You Can’t Have Too Many
We’ve all heard the saying, “If God gives you lemons, make lemonade”. So, when my ‘Cathedral Window’ begonia fell off its shelf and broke in multiple pieces, I decided to “make some lemonade”.
Instead of throwing the pieces in the trash, I decided to try my hand at propagating them. I have to admit, I’m not much of a “maker of new plants”. I do start African violets from leaves, and I have stuck some cuttings in water, but not much more than that. I love begonias, so why not……
|New leaves growing on the rhizomes.|
|‘Cathedral Window’ leaf.|
|A piece that had leaves on it when it fell off.|
I put these rhizomes down on July 2 and by July 29th they were showing signs of growth.

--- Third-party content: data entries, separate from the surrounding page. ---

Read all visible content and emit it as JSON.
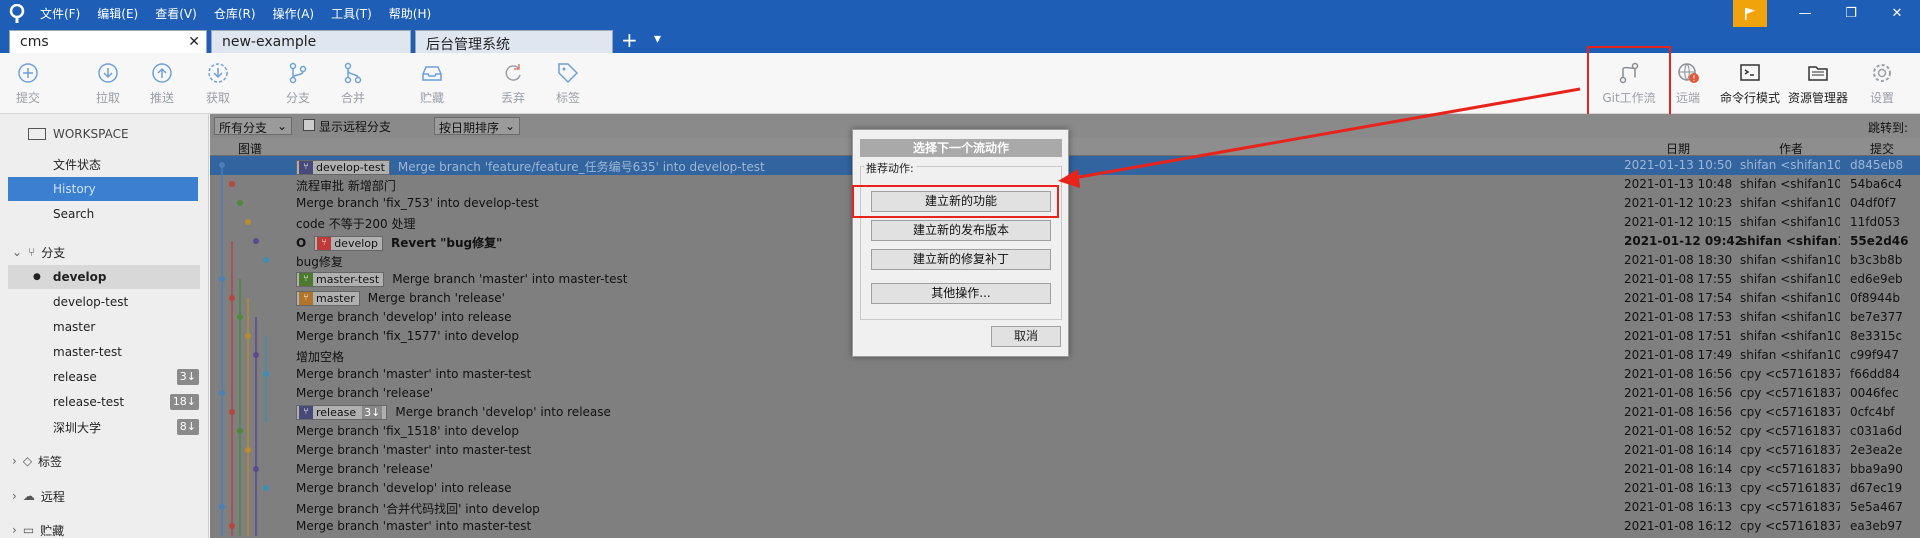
{
  "menu": [
    "文件(F)",
    "编辑(E)",
    "查看(V)",
    "仓库(R)",
    "操作(A)",
    "工具(T)",
    "帮助(H)"
  ],
  "tabs": [
    {
      "label": "cms",
      "close": "✕"
    },
    {
      "label": "new-example"
    },
    {
      "label": "后台管理系统"
    }
  ],
  "tab_add": "+",
  "tab_dropdown": "▾",
  "toolbar": {
    "commit": "提交",
    "pull": "拉取",
    "push": "推送",
    "fetch": "获取",
    "branch": "分支",
    "merge": "合并",
    "stash": "贮藏",
    "discard": "丢弃",
    "tag": "标签",
    "gitflow": "Git工作流",
    "remote": "远端",
    "terminal": "命令行模式",
    "explorer": "资源管理器",
    "settings": "设置"
  },
  "sidebar": {
    "workspace": "WORKSPACE",
    "file_status": "文件状态",
    "history": "History",
    "search": "Search",
    "branches_header": "分支",
    "branches": [
      {
        "name": "develop",
        "current": true
      },
      {
        "name": "develop-test"
      },
      {
        "name": "master"
      },
      {
        "name": "master-test"
      },
      {
        "name": "release",
        "badge": "3↓"
      },
      {
        "name": "release-test",
        "badge": "18↓"
      },
      {
        "name": "深圳大学",
        "badge": "8↓"
      }
    ],
    "tags_header": "标签",
    "remote_header": "远程",
    "stash_header": "贮藏"
  },
  "filter": {
    "branch_select": "所有分支",
    "show_remote": "显示远程分支",
    "sort": "按日期排序",
    "jump_to": "跳转到:"
  },
  "columns": {
    "graph": "图谱",
    "date": "日期",
    "author": "作者",
    "commit": "提交"
  },
  "commits": [
    {
      "tags": [
        {
          "label": "develop-test",
          "type": "blue"
        }
      ],
      "msg": "Merge branch 'feature/feature_任务编号635' into develop-test",
      "date": "2021-01-13 10:50",
      "author": "shifan <shifan10",
      "hash": "d845eb8",
      "selected": true
    },
    {
      "msg": "流程审批 新增部门",
      "date": "2021-01-13 10:48",
      "author": "shifan <shifan10",
      "hash": "54ba6c4"
    },
    {
      "msg": "Merge branch 'fix_753' into develop-test",
      "date": "2021-01-12 10:23",
      "author": "shifan <shifan10",
      "hash": "04df0f7"
    },
    {
      "msg": "code 不等于200 处理",
      "date": "2021-01-12 10:15",
      "author": "shifan <shifan10",
      "hash": "11fd053"
    },
    {
      "head": "O",
      "tags": [
        {
          "label": "develop",
          "type": "red"
        }
      ],
      "msg": "Revert \"bug修复\"",
      "date": "2021-01-12 09:42",
      "author": "shifan <shifan10",
      "hash": "55e2d46",
      "bold": true
    },
    {
      "msg": "bug修复",
      "date": "2021-01-08 18:30",
      "author": "shifan <shifan10",
      "hash": "b3c3b8b"
    },
    {
      "tags": [
        {
          "label": "master-test",
          "type": "green"
        }
      ],
      "msg": "Merge branch 'master' into master-test",
      "date": "2021-01-08 17:55",
      "author": "shifan <shifan10",
      "hash": "ed6e9eb"
    },
    {
      "tags": [
        {
          "label": "master",
          "type": "orange"
        }
      ],
      "msg": "Merge branch 'release'",
      "date": "2021-01-08 17:54",
      "author": "shifan <shifan10",
      "hash": "0f8944b"
    },
    {
      "msg": "Merge branch 'develop' into release",
      "date": "2021-01-08 17:53",
      "author": "shifan <shifan10",
      "hash": "be7e377"
    },
    {
      "msg": "Merge branch 'fix_1577' into develop",
      "date": "2021-01-08 17:51",
      "author": "shifan <shifan10",
      "hash": "8e3315c"
    },
    {
      "msg": "增加空格",
      "date": "2021-01-08 17:49",
      "author": "shifan <shifan10",
      "hash": "c99f947"
    },
    {
      "msg": "Merge branch 'master' into master-test",
      "date": "2021-01-08 16:56",
      "author": "cpy <c57161837",
      "hash": "f66dd84"
    },
    {
      "msg": "Merge branch 'release'",
      "date": "2021-01-08 16:56",
      "author": "cpy <c57161837",
      "hash": "0046fec"
    },
    {
      "tags": [
        {
          "label": "release",
          "type": "blue",
          "extra": "3↓"
        }
      ],
      "msg": "Merge branch 'develop' into release",
      "date": "2021-01-08 16:56",
      "author": "cpy <c57161837",
      "hash": "0cfc4bf"
    },
    {
      "msg": "Merge branch 'fix_1518' into develop",
      "date": "2021-01-08 16:52",
      "author": "cpy <c57161837",
      "hash": "c031a6d"
    },
    {
      "msg": "Merge branch 'master' into master-test",
      "date": "2021-01-08 16:14",
      "author": "cpy <c57161837",
      "hash": "2e3ea2e"
    },
    {
      "msg": "Merge branch 'release'",
      "date": "2021-01-08 16:14",
      "author": "cpy <c57161837",
      "hash": "bba9a90"
    },
    {
      "msg": "Merge branch 'develop' into release",
      "date": "2021-01-08 16:13",
      "author": "cpy <c57161837",
      "hash": "d67ec19"
    },
    {
      "msg": "Merge branch '合并代码找回' into develop",
      "date": "2021-01-08 16:13",
      "author": "cpy <c57161837",
      "hash": "5e5a467"
    },
    {
      "msg": "Merge branch 'master' into master-test",
      "date": "2021-01-08 16:12",
      "author": "cpy <c57161837",
      "hash": "ea3eb97"
    }
  ],
  "dialog": {
    "title": "选择下一个流动作",
    "section": "推荐动作:",
    "buttons": [
      "建立新的功能",
      "建立新的发布版本",
      "建立新的修复补丁",
      "其他操作..."
    ],
    "cancel": "取消"
  },
  "colors": {
    "titlebar": "#1e5eb7",
    "selection": "#3264a0",
    "highlight": "#e8231b",
    "flag": "#f0a30a"
  }
}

|Two pieces of rhizome without leaves|
This isn’t rocket science, but I just had never done it. It’s exciting to take an ugly, broken stem and make new plants. All I did was lay the rhizomes on top of a pot of moist soil and pushed it down so about 1/2 of it was in the soil.
This is a large piece that still had leaves on it when it fell off.
Make sure to put a tag in your plants with the name of the plant and the date you started them.
|A leaf with the sun shining through.|
This leaf with the sun shining through it makes it obvious why it is called cathedral window.
This is a leaf that fell off my Kalanchoe orygalis. I just threw it in the pot of my Medinilla and forgot about it. And its growing. How easy is that?